Dagegen warnt der Bund Deutscher Architekten (BDA) vor einem einseitigen Fokus auf Effizienz, die vor allem mit immer stärkerer Dämmung erreicht werden soll. Günter Pfeifer, Mitautor eines Positionspapiers für klimagerechte Architektur, das der BDA im Juni veröffentlicht hat, fordert „eine grundsätzlich andere Herangehensweise, um ein Gebäude CO 2 -neutral bewirtschaften zu können“. Wenn klimaneutral geheizt werde, zum Beispiel mit durch Ökostrom betriebenen Luft-Luft-Wärmepumpen, komme es auf die Dämmung nicht mehr in erster Linie an.

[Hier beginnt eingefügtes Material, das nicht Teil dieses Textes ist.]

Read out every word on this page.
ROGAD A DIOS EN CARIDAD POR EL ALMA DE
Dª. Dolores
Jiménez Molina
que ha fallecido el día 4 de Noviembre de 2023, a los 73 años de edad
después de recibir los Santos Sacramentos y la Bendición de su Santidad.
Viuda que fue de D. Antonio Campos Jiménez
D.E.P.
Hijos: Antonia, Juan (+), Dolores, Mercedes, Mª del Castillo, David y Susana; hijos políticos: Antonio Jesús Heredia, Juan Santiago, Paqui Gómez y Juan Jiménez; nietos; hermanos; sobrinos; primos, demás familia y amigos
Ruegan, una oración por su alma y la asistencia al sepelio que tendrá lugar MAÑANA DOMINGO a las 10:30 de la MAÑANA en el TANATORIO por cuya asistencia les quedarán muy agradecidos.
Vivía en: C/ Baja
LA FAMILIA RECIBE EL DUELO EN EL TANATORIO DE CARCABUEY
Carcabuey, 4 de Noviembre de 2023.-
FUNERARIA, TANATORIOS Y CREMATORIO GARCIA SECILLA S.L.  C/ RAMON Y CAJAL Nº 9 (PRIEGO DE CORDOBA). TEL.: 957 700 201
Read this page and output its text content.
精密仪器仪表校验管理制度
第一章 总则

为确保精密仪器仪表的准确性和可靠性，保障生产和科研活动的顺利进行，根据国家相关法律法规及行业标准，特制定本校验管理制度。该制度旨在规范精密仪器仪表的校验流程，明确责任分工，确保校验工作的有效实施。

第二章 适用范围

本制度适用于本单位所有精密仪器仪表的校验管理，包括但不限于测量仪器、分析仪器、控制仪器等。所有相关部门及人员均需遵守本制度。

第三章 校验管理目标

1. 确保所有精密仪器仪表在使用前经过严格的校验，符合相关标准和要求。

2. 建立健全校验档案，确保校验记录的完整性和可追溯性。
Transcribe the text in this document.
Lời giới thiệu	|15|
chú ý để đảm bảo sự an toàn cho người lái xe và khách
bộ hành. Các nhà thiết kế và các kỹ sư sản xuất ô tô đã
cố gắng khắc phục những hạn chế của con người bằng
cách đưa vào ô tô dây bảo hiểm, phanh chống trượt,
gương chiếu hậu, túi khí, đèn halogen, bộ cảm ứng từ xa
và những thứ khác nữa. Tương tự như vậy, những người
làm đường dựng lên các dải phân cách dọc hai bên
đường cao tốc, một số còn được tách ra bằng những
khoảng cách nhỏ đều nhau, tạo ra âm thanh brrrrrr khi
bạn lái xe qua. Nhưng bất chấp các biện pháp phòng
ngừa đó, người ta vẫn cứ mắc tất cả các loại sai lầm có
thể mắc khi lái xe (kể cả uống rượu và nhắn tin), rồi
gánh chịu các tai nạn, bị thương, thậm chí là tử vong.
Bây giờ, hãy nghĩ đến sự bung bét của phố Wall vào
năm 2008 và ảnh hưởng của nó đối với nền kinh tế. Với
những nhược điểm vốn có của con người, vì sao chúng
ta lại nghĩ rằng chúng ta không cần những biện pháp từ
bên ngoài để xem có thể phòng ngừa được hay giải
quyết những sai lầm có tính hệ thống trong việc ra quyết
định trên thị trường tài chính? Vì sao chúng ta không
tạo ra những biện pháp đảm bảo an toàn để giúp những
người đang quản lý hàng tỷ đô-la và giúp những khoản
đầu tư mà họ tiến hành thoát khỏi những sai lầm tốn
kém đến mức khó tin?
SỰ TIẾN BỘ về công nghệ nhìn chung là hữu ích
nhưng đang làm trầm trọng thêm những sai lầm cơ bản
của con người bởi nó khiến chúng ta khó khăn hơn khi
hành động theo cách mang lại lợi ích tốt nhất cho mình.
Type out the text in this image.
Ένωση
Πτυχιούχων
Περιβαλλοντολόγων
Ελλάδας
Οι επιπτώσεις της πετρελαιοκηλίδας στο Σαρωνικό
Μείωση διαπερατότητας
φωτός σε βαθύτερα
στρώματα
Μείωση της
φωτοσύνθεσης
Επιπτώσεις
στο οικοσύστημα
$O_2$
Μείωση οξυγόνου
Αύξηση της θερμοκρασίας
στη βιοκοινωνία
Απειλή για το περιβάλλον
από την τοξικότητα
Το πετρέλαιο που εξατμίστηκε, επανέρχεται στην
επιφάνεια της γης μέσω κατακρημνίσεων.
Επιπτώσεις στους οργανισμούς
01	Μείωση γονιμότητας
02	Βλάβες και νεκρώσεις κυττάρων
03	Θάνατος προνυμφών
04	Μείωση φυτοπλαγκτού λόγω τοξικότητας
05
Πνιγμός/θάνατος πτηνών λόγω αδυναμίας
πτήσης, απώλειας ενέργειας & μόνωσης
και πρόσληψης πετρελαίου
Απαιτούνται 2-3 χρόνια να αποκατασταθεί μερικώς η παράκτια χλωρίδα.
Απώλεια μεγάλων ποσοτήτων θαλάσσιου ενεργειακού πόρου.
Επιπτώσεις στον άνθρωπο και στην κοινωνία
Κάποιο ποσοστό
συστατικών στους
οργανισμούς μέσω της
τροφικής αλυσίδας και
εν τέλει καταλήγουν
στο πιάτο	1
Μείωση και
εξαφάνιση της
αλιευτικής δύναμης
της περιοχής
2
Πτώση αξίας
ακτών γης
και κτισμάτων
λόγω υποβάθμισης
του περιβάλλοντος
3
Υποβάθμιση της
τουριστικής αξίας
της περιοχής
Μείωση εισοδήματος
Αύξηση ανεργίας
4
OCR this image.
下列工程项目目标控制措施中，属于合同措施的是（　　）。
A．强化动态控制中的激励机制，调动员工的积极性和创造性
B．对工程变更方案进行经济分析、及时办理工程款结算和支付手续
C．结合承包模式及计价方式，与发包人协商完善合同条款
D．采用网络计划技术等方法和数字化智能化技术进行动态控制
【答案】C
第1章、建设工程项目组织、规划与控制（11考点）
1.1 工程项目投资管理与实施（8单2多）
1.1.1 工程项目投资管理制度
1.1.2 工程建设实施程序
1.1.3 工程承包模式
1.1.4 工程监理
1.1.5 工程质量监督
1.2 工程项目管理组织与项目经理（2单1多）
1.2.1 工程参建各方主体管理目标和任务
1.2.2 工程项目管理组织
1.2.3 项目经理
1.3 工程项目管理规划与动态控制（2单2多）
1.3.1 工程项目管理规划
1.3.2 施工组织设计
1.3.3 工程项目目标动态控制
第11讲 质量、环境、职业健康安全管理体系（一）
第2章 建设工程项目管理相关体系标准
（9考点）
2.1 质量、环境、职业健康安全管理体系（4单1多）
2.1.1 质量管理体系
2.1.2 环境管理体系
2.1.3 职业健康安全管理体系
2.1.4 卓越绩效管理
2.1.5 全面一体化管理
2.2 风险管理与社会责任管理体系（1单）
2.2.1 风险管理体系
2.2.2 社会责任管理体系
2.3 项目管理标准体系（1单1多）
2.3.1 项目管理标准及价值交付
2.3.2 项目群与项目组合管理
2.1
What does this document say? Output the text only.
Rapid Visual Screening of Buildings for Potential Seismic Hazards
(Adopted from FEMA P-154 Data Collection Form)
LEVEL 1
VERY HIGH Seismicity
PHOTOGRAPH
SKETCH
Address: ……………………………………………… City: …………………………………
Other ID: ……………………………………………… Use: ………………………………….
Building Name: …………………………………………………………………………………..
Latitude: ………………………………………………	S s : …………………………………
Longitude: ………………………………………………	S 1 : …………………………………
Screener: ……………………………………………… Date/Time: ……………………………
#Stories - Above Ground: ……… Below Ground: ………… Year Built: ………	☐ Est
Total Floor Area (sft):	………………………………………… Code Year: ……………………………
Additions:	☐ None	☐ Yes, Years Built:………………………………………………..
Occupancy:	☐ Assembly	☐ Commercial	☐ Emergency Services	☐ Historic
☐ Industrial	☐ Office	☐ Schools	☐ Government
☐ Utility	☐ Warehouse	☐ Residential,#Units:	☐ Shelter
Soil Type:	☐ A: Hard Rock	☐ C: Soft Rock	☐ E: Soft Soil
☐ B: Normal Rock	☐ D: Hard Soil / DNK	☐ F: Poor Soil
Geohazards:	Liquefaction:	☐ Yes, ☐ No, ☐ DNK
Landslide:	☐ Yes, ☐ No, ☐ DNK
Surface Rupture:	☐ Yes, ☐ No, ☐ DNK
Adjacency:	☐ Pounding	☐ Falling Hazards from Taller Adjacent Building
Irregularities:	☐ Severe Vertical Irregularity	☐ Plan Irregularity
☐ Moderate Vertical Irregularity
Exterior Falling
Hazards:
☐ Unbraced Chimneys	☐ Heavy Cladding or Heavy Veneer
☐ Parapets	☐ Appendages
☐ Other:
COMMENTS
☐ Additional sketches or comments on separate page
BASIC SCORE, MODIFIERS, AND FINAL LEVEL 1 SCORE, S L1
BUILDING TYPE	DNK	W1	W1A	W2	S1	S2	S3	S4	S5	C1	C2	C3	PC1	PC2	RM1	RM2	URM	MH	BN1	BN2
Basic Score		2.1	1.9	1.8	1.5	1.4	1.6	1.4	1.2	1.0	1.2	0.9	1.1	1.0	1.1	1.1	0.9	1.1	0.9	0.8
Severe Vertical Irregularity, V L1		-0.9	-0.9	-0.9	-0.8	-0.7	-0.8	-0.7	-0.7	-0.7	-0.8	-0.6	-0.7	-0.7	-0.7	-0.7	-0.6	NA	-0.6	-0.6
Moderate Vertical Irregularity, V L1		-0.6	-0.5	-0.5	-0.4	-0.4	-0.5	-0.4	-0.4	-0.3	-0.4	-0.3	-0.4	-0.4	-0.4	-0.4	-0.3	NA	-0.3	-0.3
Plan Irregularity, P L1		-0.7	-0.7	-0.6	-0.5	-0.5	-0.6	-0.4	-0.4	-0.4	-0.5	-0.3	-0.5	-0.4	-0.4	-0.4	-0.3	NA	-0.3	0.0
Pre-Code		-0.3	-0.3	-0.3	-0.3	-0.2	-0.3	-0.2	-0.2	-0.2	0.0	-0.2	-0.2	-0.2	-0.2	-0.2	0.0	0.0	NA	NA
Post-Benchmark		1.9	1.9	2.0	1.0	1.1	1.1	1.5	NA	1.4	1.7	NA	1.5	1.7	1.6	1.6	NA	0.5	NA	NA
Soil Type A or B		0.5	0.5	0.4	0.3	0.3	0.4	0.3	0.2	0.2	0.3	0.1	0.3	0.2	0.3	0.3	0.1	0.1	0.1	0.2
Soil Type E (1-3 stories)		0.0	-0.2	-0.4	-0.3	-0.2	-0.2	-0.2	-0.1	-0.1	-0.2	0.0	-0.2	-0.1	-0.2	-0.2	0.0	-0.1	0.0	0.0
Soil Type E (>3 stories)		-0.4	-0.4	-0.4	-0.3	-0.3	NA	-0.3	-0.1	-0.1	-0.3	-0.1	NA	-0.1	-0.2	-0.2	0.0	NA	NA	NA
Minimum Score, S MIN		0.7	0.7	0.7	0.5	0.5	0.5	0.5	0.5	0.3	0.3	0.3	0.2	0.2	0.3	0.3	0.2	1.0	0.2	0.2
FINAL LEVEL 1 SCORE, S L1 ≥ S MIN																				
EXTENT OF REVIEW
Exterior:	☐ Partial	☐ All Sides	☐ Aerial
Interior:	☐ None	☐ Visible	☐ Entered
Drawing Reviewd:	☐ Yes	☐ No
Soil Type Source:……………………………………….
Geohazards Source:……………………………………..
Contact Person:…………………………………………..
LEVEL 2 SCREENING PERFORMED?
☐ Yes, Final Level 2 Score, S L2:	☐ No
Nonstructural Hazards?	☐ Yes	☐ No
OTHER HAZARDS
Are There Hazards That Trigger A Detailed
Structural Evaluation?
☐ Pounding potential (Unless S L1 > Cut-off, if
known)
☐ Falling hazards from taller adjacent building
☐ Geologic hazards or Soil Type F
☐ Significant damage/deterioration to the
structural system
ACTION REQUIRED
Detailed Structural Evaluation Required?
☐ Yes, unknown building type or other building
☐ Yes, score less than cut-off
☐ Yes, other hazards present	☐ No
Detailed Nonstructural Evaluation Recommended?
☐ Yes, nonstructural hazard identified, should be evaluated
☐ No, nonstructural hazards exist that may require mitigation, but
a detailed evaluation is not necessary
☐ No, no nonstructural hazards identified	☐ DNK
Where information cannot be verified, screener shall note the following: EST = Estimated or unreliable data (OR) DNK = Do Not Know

Der BDA spricht sich stattdessen für einen „intelligenten Einsatz von Architektur“ aus. Pfeifer verweist in dem Zusammenhang auf traditionelle Bauweisen auf der ganzen Welt, die an die jeweiligen klimatischen und anderen lokalen Bedingungen angepasst sind. Letztlich müsse alles auf die CO 2 -Bilanz eines Gebäudes ausgerichtet werden. „Das wäre ein Paradigmenwechsel“, so Pfeifer.

Langenheld zufolge sollten Gebäude zudem im Verbund betrachtet werden. Dafür brauche es Wärmenetze, in die klimafreundliche Heizenergie eingespeist wird, insbesondere in Innenstädten und hochverdichteten Ballungsräumen. Denn hier stießen Wärmepumpen oder andere CO 2 -arme Einzelheizungslösungen an ihre Grenzen. „Wärmenetze hingegen eröffnen die Möglichkeit, erneuerbare Wärme und industrielle Abwärme aus unterschiedlichen Quellen einzusammeln und sie zum Verbraucher zu transportieren.“ Bisher würden nur etwa 14 Prozent der bestehenden Gebäude in Deutschland mit Fernwärme versorgt, hier gebe es noch viel Luft nach oben.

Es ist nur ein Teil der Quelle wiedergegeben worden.